Dr. Barkovich received the Resident's for outstanding teaching from the Department of Neurology, UCSF in 1990, was elected as one of the Best Doctors of America in 1995, and was selected for Who's Who in Medicine and Health Care in 1996. He was awarded the Goldenson Technology Award by the United Cerebral Palsy Research and Education Foundation in 1998. He is the author of Pediatric Neuroimaging, the definitive textbook of pediatric neuroradiology, which is currently in its 3rd Edition.

He and his colleagues review the neuroimaging studies of every Carter Center patient. The studies are assessed using a scoring scheme, and the results are entered into a central database. Their work has been instrumental in better understanding the neuroimaging features of HPE and identifying a new variant of HPE called Middle Interhemispheric Fusion Variant (MIHF or syntelencephaly). 

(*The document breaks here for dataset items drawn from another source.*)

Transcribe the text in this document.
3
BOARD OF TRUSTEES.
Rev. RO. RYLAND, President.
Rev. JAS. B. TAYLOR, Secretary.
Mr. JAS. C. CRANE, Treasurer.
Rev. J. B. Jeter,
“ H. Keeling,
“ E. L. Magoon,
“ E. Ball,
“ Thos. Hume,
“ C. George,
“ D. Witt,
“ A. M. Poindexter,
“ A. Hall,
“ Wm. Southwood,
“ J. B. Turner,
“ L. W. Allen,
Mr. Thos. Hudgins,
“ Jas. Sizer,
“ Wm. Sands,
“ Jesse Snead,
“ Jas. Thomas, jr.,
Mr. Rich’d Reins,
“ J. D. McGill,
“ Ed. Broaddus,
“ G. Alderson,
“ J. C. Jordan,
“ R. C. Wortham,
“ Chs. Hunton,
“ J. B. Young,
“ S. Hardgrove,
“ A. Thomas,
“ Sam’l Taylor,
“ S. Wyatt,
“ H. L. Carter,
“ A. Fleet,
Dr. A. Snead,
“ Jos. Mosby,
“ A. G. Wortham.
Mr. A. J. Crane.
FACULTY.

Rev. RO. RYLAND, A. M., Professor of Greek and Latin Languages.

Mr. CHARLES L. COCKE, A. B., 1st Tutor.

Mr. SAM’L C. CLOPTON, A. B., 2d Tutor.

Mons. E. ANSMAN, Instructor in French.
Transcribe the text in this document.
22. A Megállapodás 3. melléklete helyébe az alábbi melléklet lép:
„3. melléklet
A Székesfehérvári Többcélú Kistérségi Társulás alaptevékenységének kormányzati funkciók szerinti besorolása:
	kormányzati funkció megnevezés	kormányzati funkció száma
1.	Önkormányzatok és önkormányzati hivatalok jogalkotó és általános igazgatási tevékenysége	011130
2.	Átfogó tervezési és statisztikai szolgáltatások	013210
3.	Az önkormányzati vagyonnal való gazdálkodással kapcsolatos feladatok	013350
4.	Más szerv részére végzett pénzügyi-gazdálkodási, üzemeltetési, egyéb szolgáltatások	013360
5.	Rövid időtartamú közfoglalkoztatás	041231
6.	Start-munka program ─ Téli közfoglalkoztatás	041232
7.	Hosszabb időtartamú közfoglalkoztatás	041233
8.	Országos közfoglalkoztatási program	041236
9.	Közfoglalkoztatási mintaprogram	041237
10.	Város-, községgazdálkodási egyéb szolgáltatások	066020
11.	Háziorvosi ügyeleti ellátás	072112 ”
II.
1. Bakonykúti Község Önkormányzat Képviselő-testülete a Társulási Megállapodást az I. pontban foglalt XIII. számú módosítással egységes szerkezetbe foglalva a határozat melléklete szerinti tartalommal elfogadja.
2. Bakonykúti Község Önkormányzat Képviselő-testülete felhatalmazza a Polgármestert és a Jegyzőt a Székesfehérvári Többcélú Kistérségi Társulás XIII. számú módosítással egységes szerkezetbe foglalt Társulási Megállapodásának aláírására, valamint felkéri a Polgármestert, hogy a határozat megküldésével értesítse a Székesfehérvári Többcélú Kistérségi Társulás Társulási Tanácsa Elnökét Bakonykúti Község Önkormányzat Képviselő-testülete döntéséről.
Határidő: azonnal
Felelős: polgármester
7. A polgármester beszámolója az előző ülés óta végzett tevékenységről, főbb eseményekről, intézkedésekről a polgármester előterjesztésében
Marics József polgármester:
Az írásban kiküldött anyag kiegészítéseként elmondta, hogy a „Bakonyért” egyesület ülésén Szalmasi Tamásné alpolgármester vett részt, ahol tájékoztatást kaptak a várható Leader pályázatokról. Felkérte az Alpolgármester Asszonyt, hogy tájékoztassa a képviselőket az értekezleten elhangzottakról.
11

Rutgers, The State University of New Jersey
Newark, New Jersey:

Hilary Leevers, Ph.D. (1998-2001) Dr. Leevers received her bachelor's degree in Natural Sciences at Cambridge University, UK specializing in Experimental Psychology and her D.Phil. in Experimental Psychology and Child Development at Oxford University, UK. Her experimental work examined young children's syllogistic reasoning skills with particular reference to the impact of the imagination. Dr. Leevers also looked at the use of the imagination in children's drawings; she worked with preschool children, children with autism, and children with learning disabilities. Dr. Leevers joined the Infancy Studies Laboratory at Rutgers in January 1996 as a post-doctoral research coordinator. In early 1997, Dr. Leevers also became involved in the development of an early assessment battery designed to test a range of cognitive and receptive language skills for children with limited motor and verbal responses. This work evolved into the Carter Neurocognitive Assessment tool. She has returned to UK where she is working as a neuropsychologist.  

The Carter Centers would like to acknowledge all the above people (and those not mentioned above) who have helped to make our program a success.